Some people simply want more control over their work, more diversity and more flexibility. Thankfully, you have options—and these days, more than ever.
In fact, the recent, dramatic rise of career alternatives has even spawned a new term in pop culture: “The gig economy.” If the daily grind has got you down, you may want to consider your options in this expanding global marketplace.
First, let’s define exactly what the gig economy is. According to the Bureau of Labor Statistics, gig workers cover a broad range of occupational groups. They provide services on a temporary, short-term, freelance or contract basis typically to deliver a single project or task.
Access to the gig economy has gotten easier in the past few years, thanks to the emergence of the digital marketplace—websites that connect businesses with gig workers.
According to Aimy Ngo of Fiverr, a leader in the digital marketplace, there’s a wide spectrum of career opportunities here for people with all kinds of skills and varying levels of commitment.
Replace Your Fulltime Job
If you’re interested in simply replacing your fulltime job for a fulltime gig position, that’s possible.

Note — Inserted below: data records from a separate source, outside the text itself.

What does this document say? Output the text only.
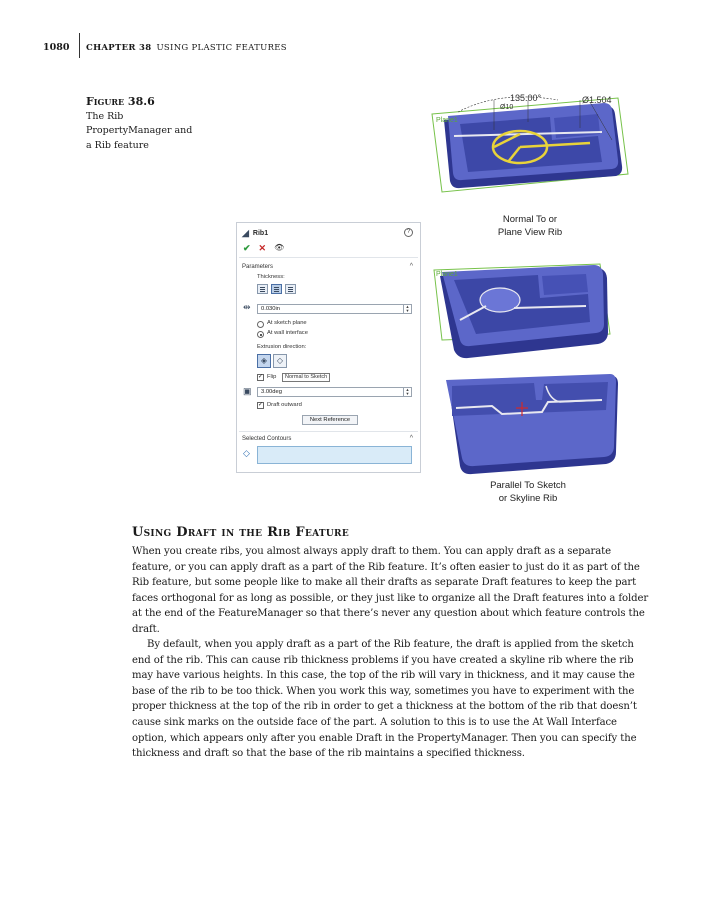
1080 CHAPTER 38 USING PLASTIC FEATURES
Figure 38.6
The Rib
PropertyManager and
a Rib feature
135.00°	Ø1.504
Ø10
Plane1
Normal To or
Plane View Rib
Plane1
Parallel To Sketch
or Skyline Rib
◢ Rib1	?
✔ ✕ 👁
Parameters	^
Thickness:
⇹	0.030in	▲
▼
At sketch plane
At wall interface
Extrusion direction:
◈	◇
✓ Flip	Normal to Sketch
▣	3.00deg	▲
▼
✓ Draft outward
Next Reference
Selected Contours	^
◇
Using Draft in the Rib Feature

When you create ribs, you almost always apply draft to them. You can apply draft as a separate feature, or you can apply draft as a part of the Rib feature. It’s often easier to just do it as part of the Rib feature, but some people like to make all their drafts as separate Draft features to keep the part faces orthogonal for as long as possible, or they just like to organize all the Draft features into a folder at the end of the FeatureManager so that there’s never any question about which feature controls the draft.

By default, when you apply draft as a part of the Rib feature, the draft is applied from the sketch end of the rib. This can cause rib thickness problems if you have created a skyline rib where the rib may have various heights. In this case, the top of the rib will vary in thickness, and it may cause the base of the rib to be too thick. When you work this way, sometimes you have to experiment with the proper thickness at the top of the rib in order to get a thickness at the bottom of the rib that doesn’t cause sink marks on the outside face of the part. A solution to this is to use the At Wall Interface option, which appears only after you enable Draft in the PropertyManager. Then you can specify the thickness and draft so that the base of the rib maintains a specified thickness.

Some gigs allow you to work for one organization on a single project for an extended period.
The benefit is that gig positions generally provide more flexibility. You can often work off-site and make your own hours. Because you’re an independent worker, you typically manage your time and processes without direct daily oversight.
Also read: Is Flexibility The Most Important Perk?

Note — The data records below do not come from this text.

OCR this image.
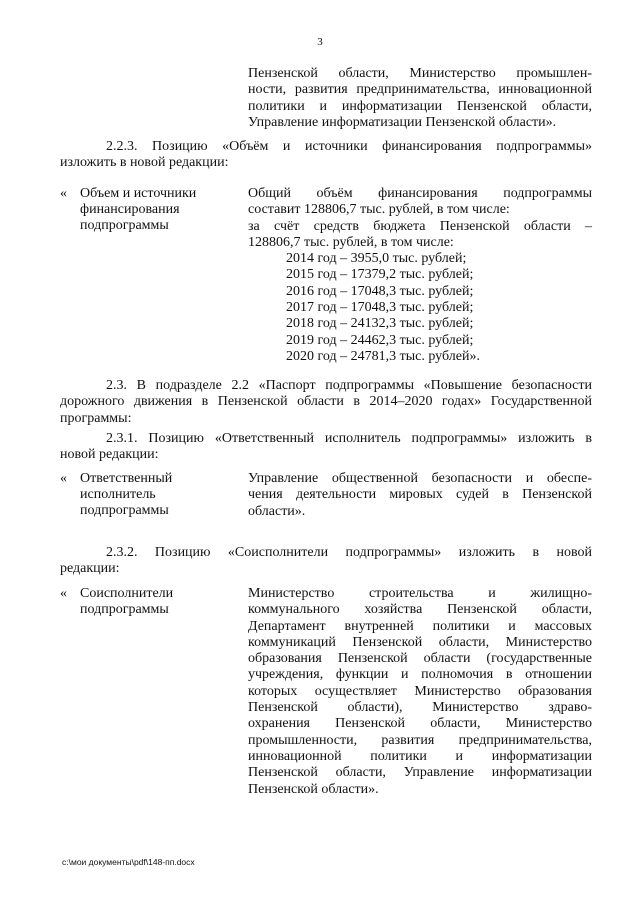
3

Пензенской области, Министерство промышлен-

ности, развития предпринимательства, инновационной

политики и информатизации Пензенской области,

Управление информатизации Пензенской области».

2.2.3. Позицию «Объём и источники финансирования подпрограммы»

изложить в новой редакции:

« Объем и источники
финансирования
подпрограммы

Общий объём финансирования подпрограммы

составит 128806,7 тыс. рублей, в том числе:

за счёт средств бюджета Пензенской области –

128806,7 тыс. рублей, в том числе:

2014 год – 3955,0 тыс. рублей;

2015 год – 17379,2 тыс. рублей;

2016 год – 17048,3 тыс. рублей;

2017 год – 17048,3 тыс. рублей;

2018 год – 24132,3 тыс. рублей;

2019 год – 24462,3 тыс. рублей;

2020 год – 24781,3 тыс. рублей».

2.3. В подразделе 2.2 «Паспорт подпрограммы «Повышение безопасности

дорожного движения в Пензенской области в 2014–2020 годах» Государственной

программы:

2.3.1. Позицию «Ответственный исполнитель подпрограммы» изложить в

новой редакции:

« Ответственный
исполнитель
подпрограммы

Управление общественной безопасности и обеспе-

чения деятельности мировых судей в Пензенской

области».

2.3.2. Позицию «Соисполнители подпрограммы» изложить в новой

редакции:

« Соисполнители
подпрограммы

Министерство строительства и жилищно-

коммунального хозяйства Пензенской области,

Департамент внутренней политики и массовых

коммуникаций Пензенской области, Министерство

образования Пензенской области (государственные

учреждения, функции и полномочия в отношении

которых осуществляет Министерство образования

Пензенской области), Министерство здраво-

охранения Пензенской области, Министерство

промышленности, развития предпринимательства,

инновационной политики и информатизации

Пензенской области, Управление информатизации

Пензенской области».

c:\мои документы\pdf\148-пп.docx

If you’re not quite ready to jump in full force, try a gig position on the side while working your regular fulltime job. This can help you gain valuable experience in an area you want to explore more in your career while also providing a supplemental income.
Explore Diverse Opportunities
Those who want a greater diversity of work can thrive in the gig economy. Because you’re a free agent, you have more control over the work you do. You can take on multiple projects across various fields of expertise or specialize in one area. You can serve many different clients and pull together a fulltime income by working many part-time positions. The opportunities are practically limitless.
A recent study conducted by Intuit predicted that by the year 2020, almost half of American workers will be independent contractors. While these positions are most common in the tech, arts, and communications fields, other business areas are heading this direction as well.
Of course, it’s worthwhile noting that these kinds of positions also have drawbacks. As a gig worker, you won’t be eligible for benefits, like company health insurance, and you won’t have the stability of full-time employment. Your income won’t be as predictable, and the lack of structure can certainly challenge some people.
However, if you’re feeling stagnant in your career and looking to shake things up, this new economy offers plenty of opportunity. You don’t have to feel stuck in the traditional working world if it’s just not for you.